Something similar https://fourthievesvinegar.org/

They have open hardware and processes for human health purposes. Never tested thier solutions though.

[-] BeatL@pawb.social 1 points 4 days ago

WTF anarchist open source diy health and science tools ! My good the world is amazing! thanks !!!

[-] mesamunefire@piefed.social 0 points 4 days ago

Theres a group also trying to make open source insulin. Cause if your going to die without insulin and your in a bad spot why not.

I wish it wasnt a thing but its a US issue popping up last 10 years.

[-] BeatL@pawb.social 1 points 3 days ago

Thank you ! I found it ! openinsulin.org. It is even more infuriating when you know how insulin is made. As a simplification, a bacteria population double every 20 mins. So if you can get ONE bacteria that can already produce it or like the project genetic engineer one from scratch so copyright laws and patents and stuff do not apply. You want to double the production ? wait 20 mins.

Thanks you for sharing such cools projects !!! If you have more like thoses, please continue to share, i will see if i can squeeze some € to them ;)

[-] tristynalxander@mander.xyz 2 points 3 days ago

Please google endotoxins before attempting this. It's really, really important to work with pure and sterilized samples.

[-] BeatL@pawb.social 2 points 23 hours ago

Yes, thank you, my comments are praise and amazement towards contribution like those. There is a lot of work done and ambition it warm my heart. It is still very dangerous and experimental. And should not be attempted.

I have far too little background in chemistry and microbiology to attempt such a project.

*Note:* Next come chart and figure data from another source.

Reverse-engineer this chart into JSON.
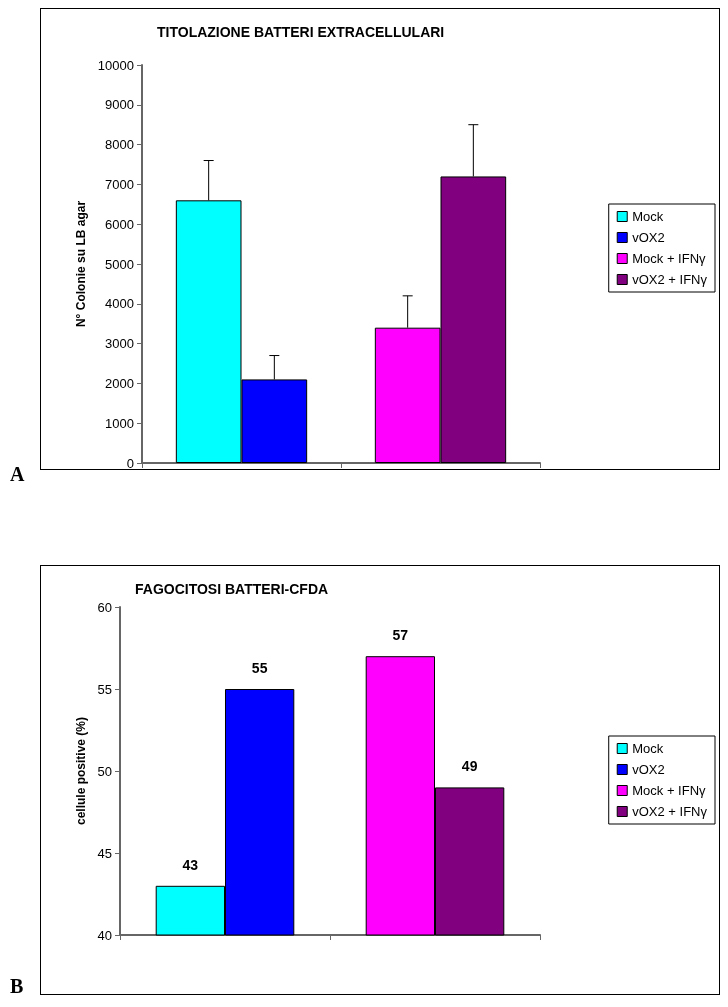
{
  "chart_data": [
    {
      "type": "bar",
      "title": "TITOLAZIONE BATTERI EXTRACELLULARI",
      "ylabel": "N° Colonie su LB agar",
      "categories": [
        null,
        null
      ],
      "series": [
        {
          "name": "Mock",
          "color": "#00ffff",
          "values": [
            6600,
            null
          ],
          "errors": [
            [
              6600,
              7600
            ],
            null
          ]
        },
        {
          "name": "vOX2",
          "color": "#0000ff",
          "values": [
            2100,
            null
          ],
          "errors": [
            [
              2100,
              2700
            ],
            null
          ]
        },
        {
          "name": "Mock + IFNγ",
          "color": "#ff00ff",
          "values": [
            null,
            3400
          ],
          "errors": [
            null,
            [
              3400,
              4200
            ]
          ]
        },
        {
          "name": "vOX2 + IFNγ",
          "color": "#800080",
          "values": [
            null,
            7200
          ],
          "errors": [
            null,
            [
              7200,
              8500
            ]
          ]
        }
      ],
      "ylim": [
        0,
        10000
      ],
      "yticks": [
        0,
        1000,
        2000,
        3000,
        4000,
        5000,
        6000,
        7000,
        8000,
        9000,
        10000
      ],
      "grid": false,
      "legend": "right",
      "annotations": [
        "A"
      ]
    },
    {
      "type": "bar",
      "title": "FAGOCITOSI BATTERI-CFDA",
      "ylabel": "cellule positive (%)",
      "categories": [
        null,
        null
      ],
      "series": [
        {
          "name": "Mock",
          "color": "#00ffff",
          "values": [
            43,
            null
          ]
        },
        {
          "name": "vOX2",
          "color": "#0000ff",
          "values": [
            55,
            null
          ]
        },
        {
          "name": "Mock + IFNγ",
          "color": "#ff00ff",
          "values": [
            null,
            57
          ]
        },
        {
          "name": "vOX2 + IFNγ",
          "color": "#800080",
          "values": [
            null,
            49
          ]
        }
      ],
      "ylim": [
        40,
        60
      ],
      "yticks": [
        40,
        45,
        50,
        55,
        60
      ],
      "grid": false,
      "legend": "right",
      "data_labels": true,
      "annotations": [
        "B"
      ]
    }
  ]
}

Furthermore, mass spectrography (the machine that allow to know the chemical composition of a sample, which for this type of project is critical) is not open source ready (though some attempt were made and were kinda successfull)

I do not have a personal vital need of such project, rest assured. I am still amazed of the work, dedication and selflessness that make this possible.

For thoses that want clarification. Endotoxins are toxins that are present on the surface of bacteria. On ingestion it provoke an immune response like fever or likely an anaphylactic choc that can lead to death.

[-] tristynalxander@mander.xyz 1 points 22 hours ago

For thoses that want clarification. Endotoxins are toxins that are present on the surface of bacteria. On ingestion it provoke an immune response like fever or likely an anaphylactic choc that can lead to death.

Just to add a bit of practical information (in case somebody desperate is reading this in five years), they're very hard to separate from other things and tend to stick around largely invisibly. Very small amounts can provoke deadly immune responses. Labs who do make endotoxin free samples often have entirely separate sets of equipment for endotoxin free preps.

What we really need for companies or non-profits to take the expired patent versions of these drugs and produces them cheaply and safely.

[-] BeatL@pawb.social 0 points 4 days ago

depend on the type of work or project you want to do multiples options exist. But i believe no project are science specific oriented so you will have to describe your search term in more mundane terms.

i could recommend you open flexure. An open source 3d printable microscope. https://openflexure.org/

The YouTube channel "the thought emporium" is open source friendly and very DIY, shoot them an email. (they automated pipeting work)

You can look for local hackerspace. Some folk there are stupidly creative and knowledgable.

I know multiples robots arm project exist but they assume you got some 3D printer. refer yourself to some hackerspace/makerspace

If you have any luck, or found any goldmine tell us !!!